The hubbub in the room died down as Mr Edward Henry and Superintendent Sholto Lestrade took their places on the rostrum. There was only one room at the Yard big enough to hold a Press Conference. And this vestibule was it.
‘Gentlemen,’ said Henry, ‘we are here today to discuss certain facts with you in the light of recent events in connection with the Olympic Games here in this great city of ours.’
The smoke curled thicker as the gentlemen of the Press and the one lady leaned forward.
‘Could I have a photo before we start, Mr Henry?’ a muffled voice came from under a black curtain.
‘No.’ Henry waved his hand disapprovingly. ‘This is not a circus, gentlemen. A number of people are dead.’
‘How many this morning, exactly?’ a journalist asked.
Guffaws in the auditorium.
‘Eight, Mr . . .’
‘Hart, Daily Mail. Is it true that the Italian Dorando has confessed to all the killings?’
‘Well . . . er . . . Superintendent?’ Henry was a master at buck-passing.
‘No, sir,’ said Lestrade, who enjoyed these occasions less than his chief. ‘He has confessed to only one.’

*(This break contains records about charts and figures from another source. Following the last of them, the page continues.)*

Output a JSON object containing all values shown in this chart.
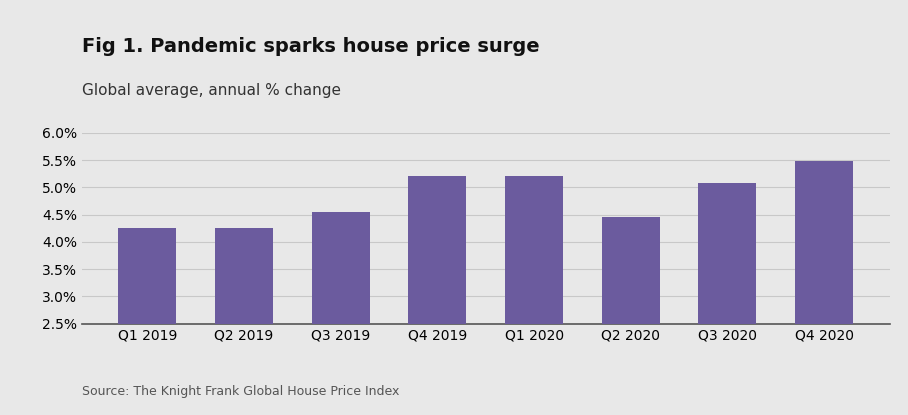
{
  "title": "Fig 1. Pandemic sparks house price surge",
  "subtitle": "Global average, annual % change",
  "source": "Source: The Knight Frank Global House Price Index",
  "categories": [
    "Q1 2019",
    "Q2 2019",
    "Q3 2019",
    "Q4 2019",
    "Q1 2020",
    "Q2 2020",
    "Q3 2020",
    "Q4 2020"
  ],
  "values": [
    4.25,
    4.25,
    4.55,
    5.2,
    5.2,
    4.45,
    5.08,
    5.48
  ],
  "bar_color": "#6b5b9e",
  "background_color": "#e8e8e8",
  "ylim": [
    2.5,
    6.0
  ],
  "yticks": [
    2.5,
    3.0,
    3.5,
    4.0,
    4.5,
    5.0,
    5.5,
    6.0
  ],
  "title_fontsize": 14,
  "subtitle_fontsize": 11,
  "tick_fontsize": 10,
  "source_fontsize": 9,
  "grid_color": "#c8c8c8"
}
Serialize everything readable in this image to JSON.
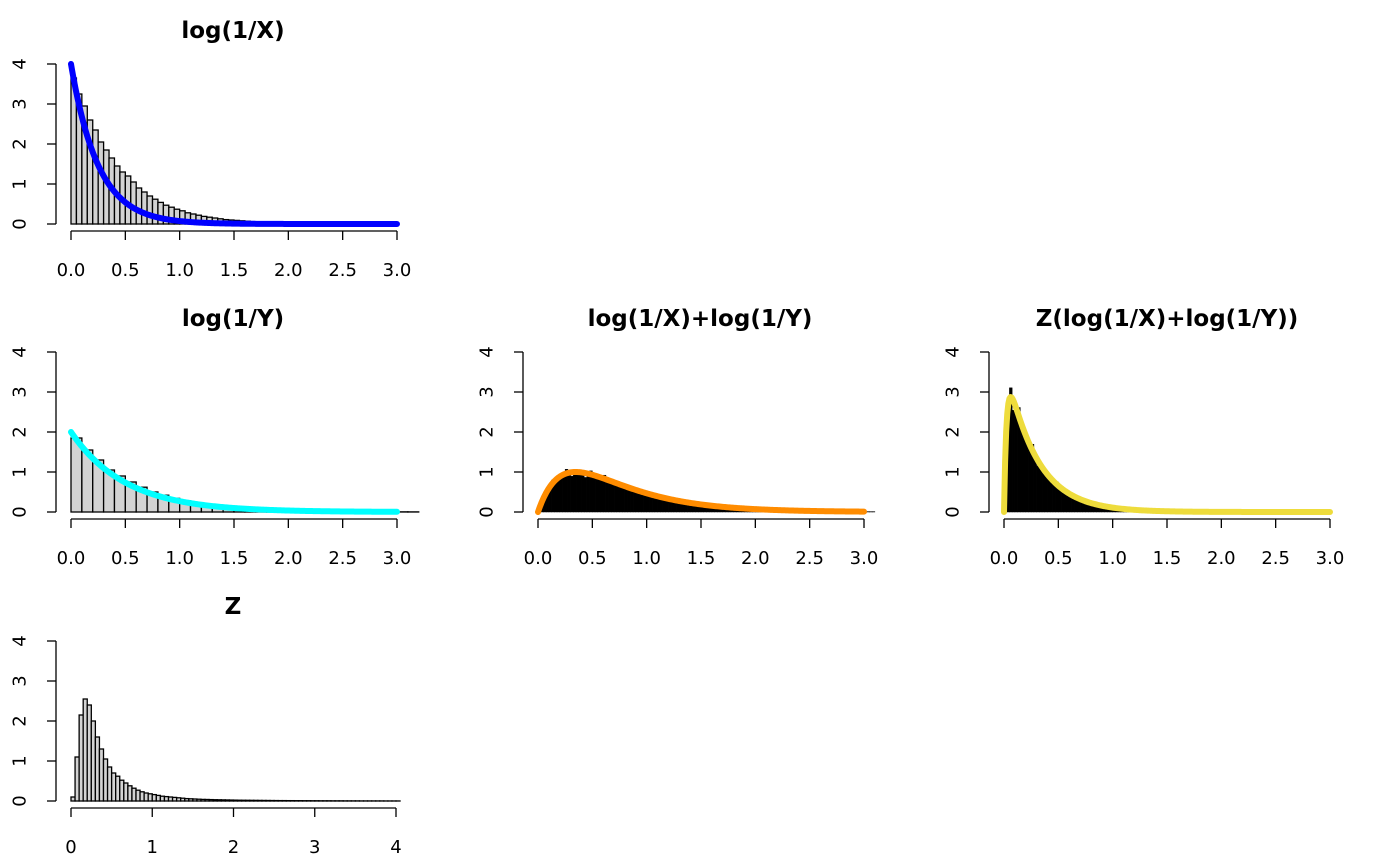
{
  "chart_data": [
    {
      "type": "bar",
      "title": "log(1/X)",
      "xlabel": "",
      "ylabel": "",
      "xlim": [
        0,
        3
      ],
      "ylim": [
        0,
        4
      ],
      "xticks": [
        "0.0",
        "0.5",
        "1.0",
        "1.5",
        "2.0",
        "2.5",
        "3.0"
      ],
      "yticks": [
        "0",
        "1",
        "2",
        "3",
        "4"
      ],
      "bin_width": 0.05,
      "bars_fill": "#d3d3d3",
      "bars": [
        3.65,
        3.25,
        2.95,
        2.6,
        2.35,
        2.05,
        1.85,
        1.65,
        1.45,
        1.3,
        1.2,
        1.05,
        0.9,
        0.8,
        0.7,
        0.62,
        0.54,
        0.47,
        0.42,
        0.37,
        0.33,
        0.28,
        0.25,
        0.22,
        0.19,
        0.17,
        0.15,
        0.13,
        0.11,
        0.1,
        0.09,
        0.08,
        0.07,
        0.06,
        0.05,
        0.045,
        0.04,
        0.035,
        0.03,
        0.025
      ],
      "curve": {
        "kind": "exp",
        "rate": 4,
        "color": "#0000ff"
      }
    },
    {
      "type": "bar",
      "title": "log(1/Y)",
      "xlabel": "",
      "ylabel": "",
      "xlim": [
        0,
        3
      ],
      "ylim": [
        0,
        4
      ],
      "xticks": [
        "0.0",
        "0.5",
        "1.0",
        "1.5",
        "2.0",
        "2.5",
        "3.0"
      ],
      "yticks": [
        "0",
        "1",
        "2",
        "3",
        "4"
      ],
      "bin_width": 0.1,
      "bars_fill": "#d3d3d3",
      "bars": [
        1.85,
        1.55,
        1.3,
        1.05,
        0.9,
        0.75,
        0.62,
        0.5,
        0.42,
        0.34,
        0.28,
        0.22,
        0.18,
        0.15,
        0.12,
        0.1,
        0.08,
        0.06,
        0.05,
        0.04,
        0.035,
        0.03,
        0.025,
        0.02,
        0.015,
        0.012,
        0.01,
        0.008,
        0.006,
        0.005,
        0.004,
        0.003
      ],
      "curve": {
        "kind": "exp",
        "rate": 2,
        "color": "#00ffff"
      }
    },
    {
      "type": "bar",
      "title": "log(1/X)+log(1/Y)",
      "xlabel": "",
      "ylabel": "",
      "xlim": [
        0,
        3
      ],
      "ylim": [
        0,
        4
      ],
      "xticks": [
        "0.0",
        "0.5",
        "1.0",
        "1.5",
        "2.0",
        "2.5",
        "3.0"
      ],
      "yticks": [
        "0",
        "1",
        "2",
        "3",
        "4"
      ],
      "bin_width": 0.025,
      "bars_fill": "#000000",
      "bars_from_curve": true,
      "curve": {
        "kind": "hypoexp",
        "rate_a": 4,
        "rate_b": 2,
        "color": "#ff8c00"
      }
    },
    {
      "type": "bar",
      "title": "Z(log(1/X)+log(1/Y))",
      "xlabel": "",
      "ylabel": "",
      "xlim": [
        0,
        3
      ],
      "ylim": [
        0,
        4
      ],
      "xticks": [
        "0.0",
        "0.5",
        "1.0",
        "1.5",
        "2.0",
        "2.5",
        "3.0"
      ],
      "yticks": [
        "0",
        "1",
        "2",
        "3",
        "4"
      ],
      "bin_width": 0.025,
      "bars_fill": "#000000",
      "bars_from_curve": true,
      "curve": {
        "kind": "transformed",
        "color": "#eedc3c"
      }
    },
    {
      "type": "bar",
      "title": "Z",
      "xlabel": "",
      "ylabel": "",
      "xlim": [
        0,
        4
      ],
      "ylim": [
        0,
        4
      ],
      "xticks": [
        "0",
        "1",
        "2",
        "3",
        "4"
      ],
      "yticks": [
        "0",
        "1",
        "2",
        "3",
        "4"
      ],
      "bin_width": 0.05,
      "bars_fill": "#d3d3d3",
      "bars": [
        0.1,
        1.1,
        2.15,
        2.55,
        2.4,
        2.0,
        1.6,
        1.3,
        1.05,
        0.85,
        0.7,
        0.62,
        0.52,
        0.45,
        0.38,
        0.32,
        0.27,
        0.23,
        0.2,
        0.18,
        0.16,
        0.14,
        0.12,
        0.11,
        0.1,
        0.09,
        0.08,
        0.07,
        0.06,
        0.055,
        0.05,
        0.045,
        0.04,
        0.038,
        0.035,
        0.032,
        0.03,
        0.028,
        0.026,
        0.024,
        0.022,
        0.02,
        0.019,
        0.018,
        0.017,
        0.016,
        0.015,
        0.014,
        0.013,
        0.012,
        0.011,
        0.01,
        0.01,
        0.009,
        0.009,
        0.008,
        0.008,
        0.007,
        0.007,
        0.006,
        0.006,
        0.005,
        0.005,
        0.005,
        0.004,
        0.004,
        0.004,
        0.003,
        0.003,
        0.003,
        0.003,
        0.002,
        0.002,
        0.002,
        0.002,
        0.002,
        0.002,
        0.001,
        0.001,
        0.001,
        0.001
      ],
      "curve": null
    }
  ]
}
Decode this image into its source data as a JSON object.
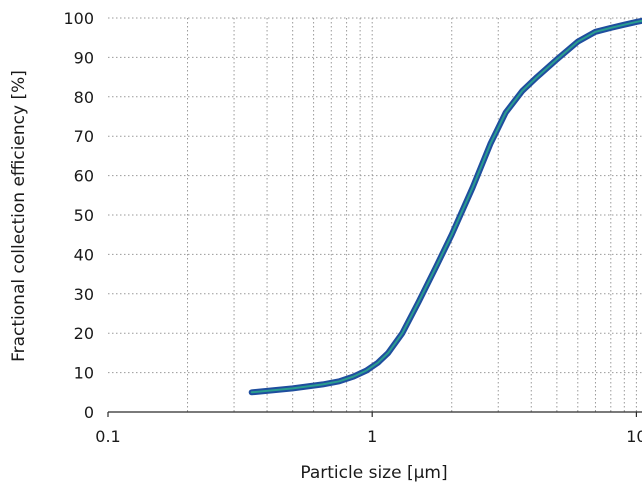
{
  "chart_data": {
    "type": "line",
    "title": "",
    "xlabel": "Particle size [µm]",
    "ylabel": "Fractional collection efficiency [%]",
    "xscale": "log",
    "xlim": [
      0.1,
      10.5
    ],
    "ylim": [
      0,
      100
    ],
    "x_ticks": [
      0.1,
      1,
      10
    ],
    "x_tick_labels": [
      "0.1",
      "1",
      "10"
    ],
    "y_ticks": [
      0,
      10,
      20,
      30,
      40,
      50,
      60,
      70,
      80,
      90,
      100
    ],
    "y_tick_labels": [
      "0",
      "10",
      "20",
      "30",
      "40",
      "50",
      "60",
      "70",
      "80",
      "90",
      "100"
    ],
    "grid": "dotted, major and minor",
    "series": [
      {
        "line_color": "#1f4e9e",
        "inner_color": "#2a9d8f",
        "x": [
          0.35,
          0.5,
          0.65,
          0.75,
          0.85,
          0.95,
          1.05,
          1.15,
          1.3,
          1.5,
          1.75,
          2.0,
          2.4,
          2.8,
          3.2,
          3.7,
          4.2,
          5.0,
          6.0,
          7.0,
          8.0,
          9.0,
          10.0,
          10.5
        ],
        "y": [
          5,
          6,
          7,
          7.8,
          9,
          10.5,
          12.5,
          15,
          20,
          28,
          37,
          45,
          57,
          68,
          76,
          81.5,
          85,
          89.5,
          94,
          96.5,
          97.5,
          98.3,
          99,
          99.3
        ]
      }
    ]
  }
}
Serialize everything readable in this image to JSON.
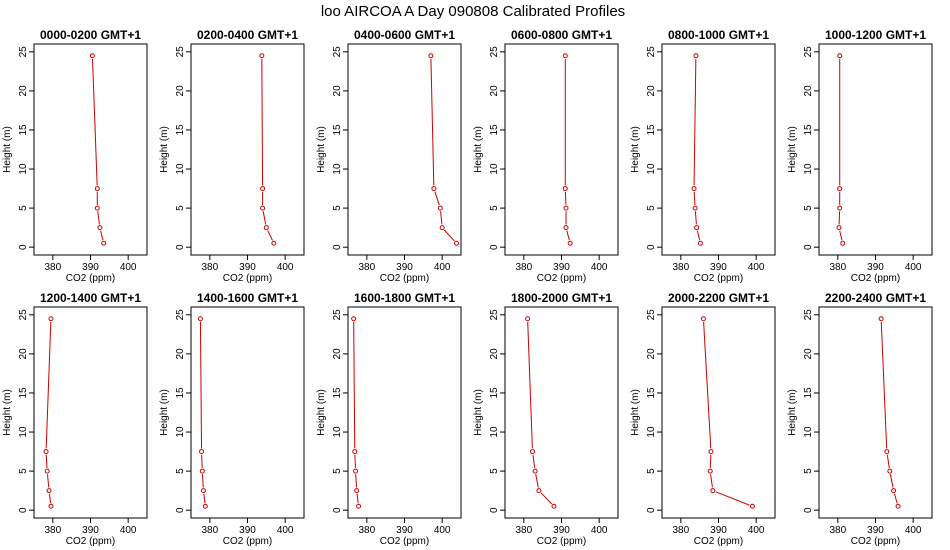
{
  "title": "loo AIRCOA A  Day 090808  Calibrated Profiles",
  "chart_data": [
    {
      "type": "line",
      "title": "0000-0200 GMT+1",
      "xlabel": "CO2 (ppm)",
      "ylabel": "Height (m)",
      "xlim": [
        375,
        405
      ],
      "ylim": [
        -1,
        26
      ],
      "xticks": [
        380,
        390,
        400
      ],
      "yticks": [
        0,
        5,
        10,
        15,
        20,
        25
      ],
      "heights": [
        0.5,
        2.5,
        5,
        7.5,
        24.5
      ],
      "values": [
        393.5,
        392.5,
        391.8,
        391.8,
        390.5
      ]
    },
    {
      "type": "line",
      "title": "0200-0400 GMT+1",
      "xlabel": "CO2 (ppm)",
      "ylabel": "Height (m)",
      "xlim": [
        375,
        405
      ],
      "ylim": [
        -1,
        26
      ],
      "xticks": [
        380,
        390,
        400
      ],
      "yticks": [
        0,
        5,
        10,
        15,
        20,
        25
      ],
      "heights": [
        0.5,
        2.5,
        5,
        7.5,
        24.5
      ],
      "values": [
        397.0,
        395.0,
        394.0,
        394.0,
        393.8
      ]
    },
    {
      "type": "line",
      "title": "0400-0600 GMT+1",
      "xlabel": "CO2 (ppm)",
      "ylabel": "Height (m)",
      "xlim": [
        375,
        405
      ],
      "ylim": [
        -1,
        26
      ],
      "xticks": [
        380,
        390,
        400
      ],
      "yticks": [
        0,
        5,
        10,
        15,
        20,
        25
      ],
      "heights": [
        0.5,
        2.5,
        5,
        7.5,
        24.5
      ],
      "values": [
        403.8,
        400.0,
        399.5,
        397.8,
        397.0
      ]
    },
    {
      "type": "line",
      "title": "0600-0800 GMT+1",
      "xlabel": "CO2 (ppm)",
      "ylabel": "Height (m)",
      "xlim": [
        375,
        405
      ],
      "ylim": [
        -1,
        26
      ],
      "xticks": [
        380,
        390,
        400
      ],
      "yticks": [
        0,
        5,
        10,
        15,
        20,
        25
      ],
      "heights": [
        0.5,
        2.5,
        5,
        7.5,
        24.5
      ],
      "values": [
        392.3,
        391.2,
        391.2,
        391.0,
        391.0
      ]
    },
    {
      "type": "line",
      "title": "0800-1000 GMT+1",
      "xlabel": "CO2 (ppm)",
      "ylabel": "Height (m)",
      "xlim": [
        375,
        405
      ],
      "ylim": [
        -1,
        26
      ],
      "xticks": [
        380,
        390,
        400
      ],
      "yticks": [
        0,
        5,
        10,
        15,
        20,
        25
      ],
      "heights": [
        0.5,
        2.5,
        5,
        7.5,
        24.5
      ],
      "values": [
        385.2,
        384.2,
        383.8,
        383.5,
        384.0
      ]
    },
    {
      "type": "line",
      "title": "1000-1200 GMT+1",
      "xlabel": "CO2 (ppm)",
      "ylabel": "Height (m)",
      "xlim": [
        375,
        405
      ],
      "ylim": [
        -1,
        26
      ],
      "xticks": [
        380,
        390,
        400
      ],
      "yticks": [
        0,
        5,
        10,
        15,
        20,
        25
      ],
      "heights": [
        0.5,
        2.5,
        5,
        7.5,
        24.5
      ],
      "values": [
        381.3,
        380.3,
        380.5,
        380.5,
        380.5
      ]
    },
    {
      "type": "line",
      "title": "1200-1400 GMT+1",
      "xlabel": "CO2 (ppm)",
      "ylabel": "Height (m)",
      "xlim": [
        375,
        405
      ],
      "ylim": [
        -1,
        26
      ],
      "xticks": [
        380,
        390,
        400
      ],
      "yticks": [
        0,
        5,
        10,
        15,
        20,
        25
      ],
      "heights": [
        0.5,
        2.5,
        5,
        7.5,
        24.5
      ],
      "values": [
        379.5,
        379.0,
        378.5,
        378.2,
        379.5
      ]
    },
    {
      "type": "line",
      "title": "1400-1600 GMT+1",
      "xlabel": "CO2 (ppm)",
      "ylabel": "Height (m)",
      "xlim": [
        375,
        405
      ],
      "ylim": [
        -1,
        26
      ],
      "xticks": [
        380,
        390,
        400
      ],
      "yticks": [
        0,
        5,
        10,
        15,
        20,
        25
      ],
      "heights": [
        0.5,
        2.5,
        5,
        7.5,
        24.5
      ],
      "values": [
        378.8,
        378.3,
        378.0,
        377.8,
        377.5
      ]
    },
    {
      "type": "line",
      "title": "1600-1800 GMT+1",
      "xlabel": "CO2 (ppm)",
      "ylabel": "Height (m)",
      "xlim": [
        375,
        405
      ],
      "ylim": [
        -1,
        26
      ],
      "xticks": [
        380,
        390,
        400
      ],
      "yticks": [
        0,
        5,
        10,
        15,
        20,
        25
      ],
      "heights": [
        0.5,
        2.5,
        5,
        7.5,
        24.5
      ],
      "values": [
        377.8,
        377.3,
        377.0,
        376.8,
        376.5
      ]
    },
    {
      "type": "line",
      "title": "1800-2000 GMT+1",
      "xlabel": "CO2 (ppm)",
      "ylabel": "Height (m)",
      "xlim": [
        375,
        405
      ],
      "ylim": [
        -1,
        26
      ],
      "xticks": [
        380,
        390,
        400
      ],
      "yticks": [
        0,
        5,
        10,
        15,
        20,
        25
      ],
      "heights": [
        0.5,
        2.5,
        5,
        7.5,
        24.5
      ],
      "values": [
        388.0,
        384.0,
        383.0,
        382.3,
        381.0
      ]
    },
    {
      "type": "line",
      "title": "2000-2200 GMT+1",
      "xlabel": "CO2 (ppm)",
      "ylabel": "Height (m)",
      "xlim": [
        375,
        405
      ],
      "ylim": [
        -1,
        26
      ],
      "xticks": [
        380,
        390,
        400
      ],
      "yticks": [
        0,
        5,
        10,
        15,
        20,
        25
      ],
      "heights": [
        0.5,
        2.5,
        5,
        7.5,
        24.5
      ],
      "values": [
        399.0,
        388.5,
        387.8,
        388.0,
        386.0
      ]
    },
    {
      "type": "line",
      "title": "2200-2400 GMT+1",
      "xlabel": "CO2 (ppm)",
      "ylabel": "Height (m)",
      "xlim": [
        375,
        405
      ],
      "ylim": [
        -1,
        26
      ],
      "xticks": [
        380,
        390,
        400
      ],
      "yticks": [
        0,
        5,
        10,
        15,
        20,
        25
      ],
      "heights": [
        0.5,
        2.5,
        5,
        7.5,
        24.5
      ],
      "values": [
        396.0,
        394.8,
        393.8,
        393.0,
        391.5
      ]
    }
  ],
  "colors": {
    "series": "#cc0000",
    "axis": "#000000"
  }
}
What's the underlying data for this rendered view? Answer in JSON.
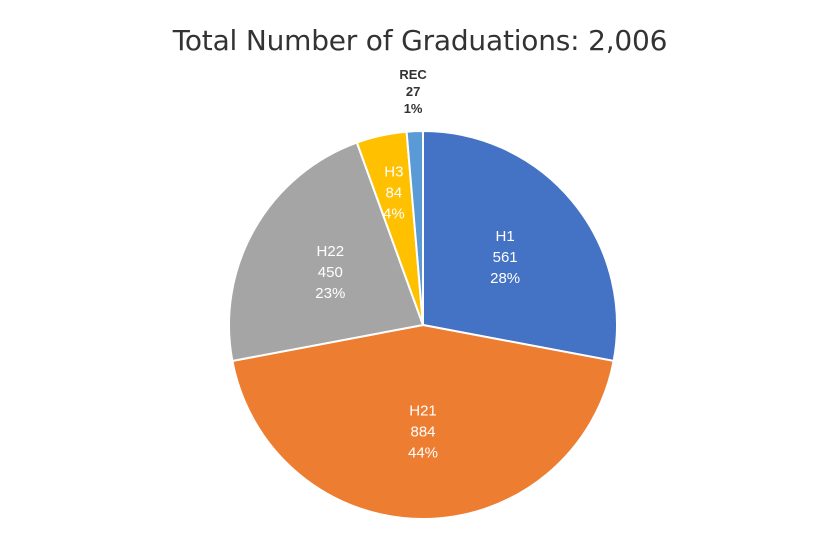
{
  "chart_data": {
    "type": "pie",
    "title": "Total Number of Graduations: 2,006",
    "slices": [
      {
        "label": "H1",
        "value": 561,
        "percent": "28%",
        "value_text": "561",
        "color": "#4472c4",
        "label_color": "white",
        "label_position": "inside"
      },
      {
        "label": "H21",
        "value": 884,
        "percent": "44%",
        "value_text": "884",
        "color": "#ed7d31",
        "label_color": "white",
        "label_position": "inside"
      },
      {
        "label": "H22",
        "value": 450,
        "percent": "23%",
        "value_text": "450",
        "color": "#a5a5a5",
        "label_color": "white",
        "label_position": "inside"
      },
      {
        "label": "H3",
        "value": 84,
        "percent": "4%",
        "value_text": "84",
        "color": "#ffc000",
        "label_color": "white",
        "label_position": "inside"
      },
      {
        "label": "REC",
        "value": 27,
        "percent": "1%",
        "value_text": "27",
        "color": "#5b9bd5",
        "label_color": "dark",
        "label_position": "outside"
      }
    ],
    "start": "12 o'clock",
    "direction": "clockwise",
    "legend": "none"
  }
}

‘So it was a copycat killing, so to speak?’ A crusty old Welsh voice rose from the ranks. ‘T. A. Liesinsdad, the Globe.’
‘No, I don’t think so,’ answered Lestrade. ‘Mr Tyrrwhit Dover was killed by the same hand as all the others. That hand does not belong to Signor Dorando.’
‘To whom then? Dorian Vine, Sportsman’s Weekly,’ another voice piped up.
Remarkably grammatical, Lestrade thought, for a sports commentator. ‘When I know that, sir, you may rest assured that you gentlemen will be among the second to find out.’
There was uproar, papers waving and tongues lashing.